Kaspersky Lab's latest mobile threat landscape report portends more ominous news for mobile device users as the number of new malicious programs tailored for smartphones and tablets more than doubled to nearly 100,000 malicious modifications in 2013.
The vast majority of the most damaging mobile malware targeted users' money and bank cards, according to the security software firm's latest data, and more than 2,500 attempted infections by banking Trojans were blocked last year alone.
Russian mobile users were particularly hard hit, accounting for 40 percent of unique attacked users – well ahead of the India (8 percent), Vietnam (4 percent), Ukraine (4 percent) and the UK (3 percent).
But it's only a matter of time before cyberthieves move on to other fertile and more lucrative mobile hunting grounds.
"Today, the majority of banking Trojan attacks target users in Russia and the CIS," Victor Chebyshev, a virus analyst at Kaspersky Lab, said in the report. "However, that is unlikely to last for long: given the cybercriminals’ keen interest in user bank accounts, the activity of mobile banking Trojans is expected to grow in other countries in 2014."

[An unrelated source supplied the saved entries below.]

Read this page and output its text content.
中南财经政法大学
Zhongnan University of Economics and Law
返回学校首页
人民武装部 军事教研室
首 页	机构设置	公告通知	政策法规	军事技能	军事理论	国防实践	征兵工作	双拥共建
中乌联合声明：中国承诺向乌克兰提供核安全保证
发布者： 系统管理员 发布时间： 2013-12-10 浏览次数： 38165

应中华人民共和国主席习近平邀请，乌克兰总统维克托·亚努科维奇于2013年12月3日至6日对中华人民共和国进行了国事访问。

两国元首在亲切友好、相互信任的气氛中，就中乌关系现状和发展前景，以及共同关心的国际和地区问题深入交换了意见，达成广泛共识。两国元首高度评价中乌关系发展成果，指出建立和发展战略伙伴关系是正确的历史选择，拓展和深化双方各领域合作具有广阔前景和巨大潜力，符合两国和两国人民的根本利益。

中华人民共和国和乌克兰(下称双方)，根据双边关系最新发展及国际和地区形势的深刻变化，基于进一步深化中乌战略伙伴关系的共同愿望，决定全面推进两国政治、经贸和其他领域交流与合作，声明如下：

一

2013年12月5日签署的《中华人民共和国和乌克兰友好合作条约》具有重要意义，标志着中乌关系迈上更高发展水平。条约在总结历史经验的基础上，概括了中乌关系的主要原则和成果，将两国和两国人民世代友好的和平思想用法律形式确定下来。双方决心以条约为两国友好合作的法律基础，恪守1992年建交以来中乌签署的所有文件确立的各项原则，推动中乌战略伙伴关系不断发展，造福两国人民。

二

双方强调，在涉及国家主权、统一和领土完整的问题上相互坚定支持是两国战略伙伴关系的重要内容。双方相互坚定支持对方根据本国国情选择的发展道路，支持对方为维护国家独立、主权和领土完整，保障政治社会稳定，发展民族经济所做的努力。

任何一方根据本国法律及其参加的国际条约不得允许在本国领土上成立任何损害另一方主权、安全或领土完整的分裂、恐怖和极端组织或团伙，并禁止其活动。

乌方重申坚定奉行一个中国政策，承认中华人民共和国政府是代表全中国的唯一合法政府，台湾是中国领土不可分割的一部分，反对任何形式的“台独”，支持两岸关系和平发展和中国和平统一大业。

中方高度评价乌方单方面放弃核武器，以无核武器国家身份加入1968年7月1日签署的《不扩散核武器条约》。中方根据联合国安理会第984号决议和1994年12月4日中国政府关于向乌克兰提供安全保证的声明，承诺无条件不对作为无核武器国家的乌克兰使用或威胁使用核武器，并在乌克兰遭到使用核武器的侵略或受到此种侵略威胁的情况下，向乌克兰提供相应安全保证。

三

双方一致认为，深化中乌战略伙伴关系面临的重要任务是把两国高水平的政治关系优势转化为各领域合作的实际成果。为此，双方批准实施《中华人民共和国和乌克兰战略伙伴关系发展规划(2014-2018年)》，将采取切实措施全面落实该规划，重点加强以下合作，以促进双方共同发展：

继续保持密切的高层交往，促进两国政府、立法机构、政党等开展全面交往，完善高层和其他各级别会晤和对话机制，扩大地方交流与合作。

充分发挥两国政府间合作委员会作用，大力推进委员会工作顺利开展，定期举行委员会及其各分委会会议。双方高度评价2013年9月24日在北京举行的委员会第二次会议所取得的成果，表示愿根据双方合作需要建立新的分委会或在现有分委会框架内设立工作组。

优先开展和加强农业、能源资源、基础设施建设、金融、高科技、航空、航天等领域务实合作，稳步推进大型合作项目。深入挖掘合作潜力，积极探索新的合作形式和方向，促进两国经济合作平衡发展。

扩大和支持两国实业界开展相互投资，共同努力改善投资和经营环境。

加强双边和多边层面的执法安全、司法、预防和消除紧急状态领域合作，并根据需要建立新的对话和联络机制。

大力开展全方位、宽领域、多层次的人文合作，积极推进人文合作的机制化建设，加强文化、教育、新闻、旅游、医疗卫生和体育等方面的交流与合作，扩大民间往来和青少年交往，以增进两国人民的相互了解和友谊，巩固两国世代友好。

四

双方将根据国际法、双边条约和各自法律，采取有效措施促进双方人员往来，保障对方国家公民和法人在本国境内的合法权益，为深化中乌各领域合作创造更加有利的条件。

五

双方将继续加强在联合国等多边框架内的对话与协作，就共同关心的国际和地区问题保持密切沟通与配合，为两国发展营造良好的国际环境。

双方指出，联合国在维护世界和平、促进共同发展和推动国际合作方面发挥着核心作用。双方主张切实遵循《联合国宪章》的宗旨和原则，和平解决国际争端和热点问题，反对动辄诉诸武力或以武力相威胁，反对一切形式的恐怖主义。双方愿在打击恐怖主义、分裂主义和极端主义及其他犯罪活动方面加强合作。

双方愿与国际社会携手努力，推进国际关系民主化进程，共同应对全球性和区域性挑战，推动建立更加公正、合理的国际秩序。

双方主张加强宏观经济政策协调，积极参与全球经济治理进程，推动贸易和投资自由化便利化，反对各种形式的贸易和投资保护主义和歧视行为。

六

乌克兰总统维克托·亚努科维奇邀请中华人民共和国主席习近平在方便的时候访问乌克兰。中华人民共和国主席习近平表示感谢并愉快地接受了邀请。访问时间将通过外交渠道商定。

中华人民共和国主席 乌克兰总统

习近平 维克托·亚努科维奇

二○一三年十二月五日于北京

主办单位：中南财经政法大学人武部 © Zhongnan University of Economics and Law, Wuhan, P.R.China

While security software vendors are racing to provide consumers with more choice and control over their devices' security, the bad guys are finding little resistance – particularly when they target Android-based devices.
Kaspersky Lab says 98.1 percent of all mobile malware detected last year targeted Android devices – a total of 10 million malicious Android apps.
Security experts cited vulnerabilities in the Android OS architecture as well as the devices' popularity for the surge in Android banking Trojans last year. Kaspersky Lab reported only 64 known mobile banking Trojans at the end of 2012 but that number exploded to more than 1,321 unique samples by the close of 2013.